I knew right then that Steve's inability to appreciate the pleasure of sitting around making snarky comments about bad television is something that would always divide us. But I suppose he has a point. In a day and age when television programming has reached new heights of mimicked mediocrity ("Last season we won ratings with The Apprentice -- How about if we repeat that but this season for a twist...we use lawyers?"), when viewers are surrounded by 40 years worth of re-runs and complete season DVD sets, it's easy to be jaded. When you are forced to view a show in immediate comparison to the previous series it imitates, it doesn't take a genius to notice its shortcomings.

I believe that if you linger in front of the tube long enough, you eventually become a scholar of the copycat canon.

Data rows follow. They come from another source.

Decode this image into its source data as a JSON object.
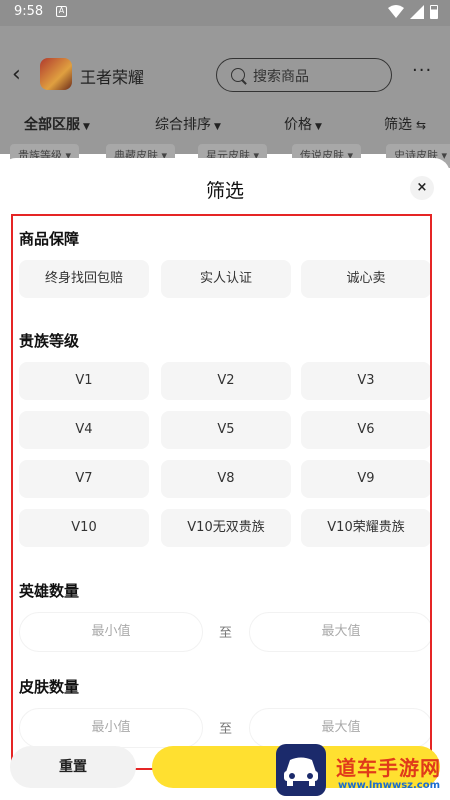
{
  "status_bar": {
    "time": "9:58",
    "notification_badge": "A"
  },
  "header": {
    "title": "王者荣耀",
    "search_placeholder": "搜索商品",
    "more": "···"
  },
  "sort_bar": {
    "items": [
      "全部区服",
      "综合排序",
      "价格",
      "筛选"
    ]
  },
  "chips": [
    "贵族等级",
    "典藏皮肤",
    "星元皮肤",
    "传说皮肤",
    "史诗皮肤"
  ],
  "sheet": {
    "title": "筛选",
    "close": "×",
    "sections": {
      "guarantee": {
        "title": "商品保障",
        "options": [
          "终身找回包赔",
          "实人认证",
          "诚心卖"
        ]
      },
      "noble_level": {
        "title": "贵族等级",
        "options": [
          "V1",
          "V2",
          "V3",
          "V4",
          "V5",
          "V6",
          "V7",
          "V8",
          "V9",
          "V10",
          "V10无双贵族",
          "V10荣耀贵族"
        ]
      },
      "hero_count": {
        "title": "英雄数量",
        "min_placeholder": "最小值",
        "separator": "至",
        "max_placeholder": "最大值"
      },
      "skin_count": {
        "title": "皮肤数量",
        "min_placeholder": "最小值",
        "separator": "至",
        "max_placeholder": "最大值"
      }
    },
    "reset_label": "重置"
  },
  "watermark": {
    "name": "道车手游网",
    "url": "www.lmwwsz.com"
  },
  "colors": {
    "highlight_border": "#e52525",
    "confirm": "#ffe030",
    "watermark_red": "#e03a1a"
  }
}
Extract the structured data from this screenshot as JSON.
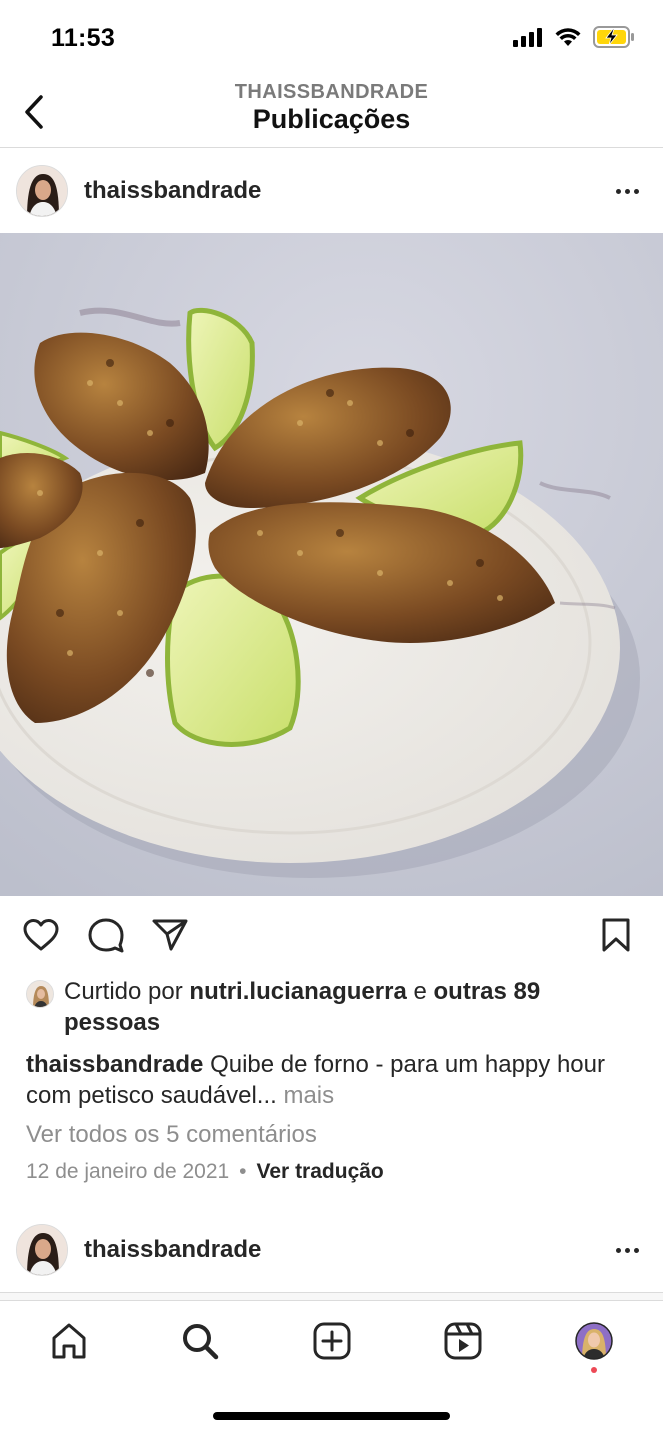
{
  "status_bar": {
    "time": "11:53",
    "icons": [
      "signal-icon",
      "wifi-icon",
      "battery-charging-icon"
    ],
    "battery_color": "#ffd60a"
  },
  "header": {
    "subtitle": "THAISSBANDRADE",
    "title": "Publicações",
    "back_icon": "chevron-left-icon"
  },
  "post": {
    "username": "thaissbandrade",
    "photo_description_icon": "food-photo",
    "actions": [
      "heart-icon",
      "comment-icon",
      "share-icon",
      "bookmark-icon"
    ],
    "likes": {
      "prefix": "Curtido por",
      "liker": "nutri.lucianaguerra",
      "connector": "e",
      "others": "outras 89 pessoas"
    },
    "caption": {
      "author": "thaissbandrade",
      "text": "Quibe de forno - para um happy hour com petisco saudável...",
      "more": "mais"
    },
    "comments_link": "Ver todos os 5 comentários",
    "date": "12 de janeiro de 2021",
    "separator": "•",
    "translate": "Ver tradução"
  },
  "next_post": {
    "username": "thaissbandrade"
  },
  "tab_bar": {
    "tabs": [
      "home-icon",
      "search-icon",
      "new-post-icon",
      "reels-icon",
      "profile-avatar"
    ],
    "notification_color": "#ed4956"
  }
}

Earn your degree from home folks! Snarkiness becomes second nature, as does the recognition of the revamp. Indeed, imitation and remaking is so prevalent that even a 12-year-old can watch TBS's Gilligan's Island reality show and understand that it is referencing a sitcom that aired 30 years before he or she was even born. As a society we're on information overload and as for Hollywood, well, they just want to make a sale. Tinsel Town is going to ensure that media products they craft are safe bets and easy to access. Nice and easy, just like a large metal hammer gently patting your head.

But something strange happened to me the other night. After my friend George and I indulged in our weekly Real World: Austin habit, trying to out-do each other in our witticisms, we stumbled upon one of MTV's latest offerings: The 70s House. Now, maybe it was the influence of the booze, or the unbearable summer heat, but we spent the first 15 minutes watching the show in absolute silence. No quips. No jokes. When the first commercial break arrived we both turned to the other and sputtered in unison, "I want to be on that show! That looks fun! I bet we could win!!" And we were both completely sincere. Television execs had, at last, incited the feeling in us that all reality TV is intended to spark.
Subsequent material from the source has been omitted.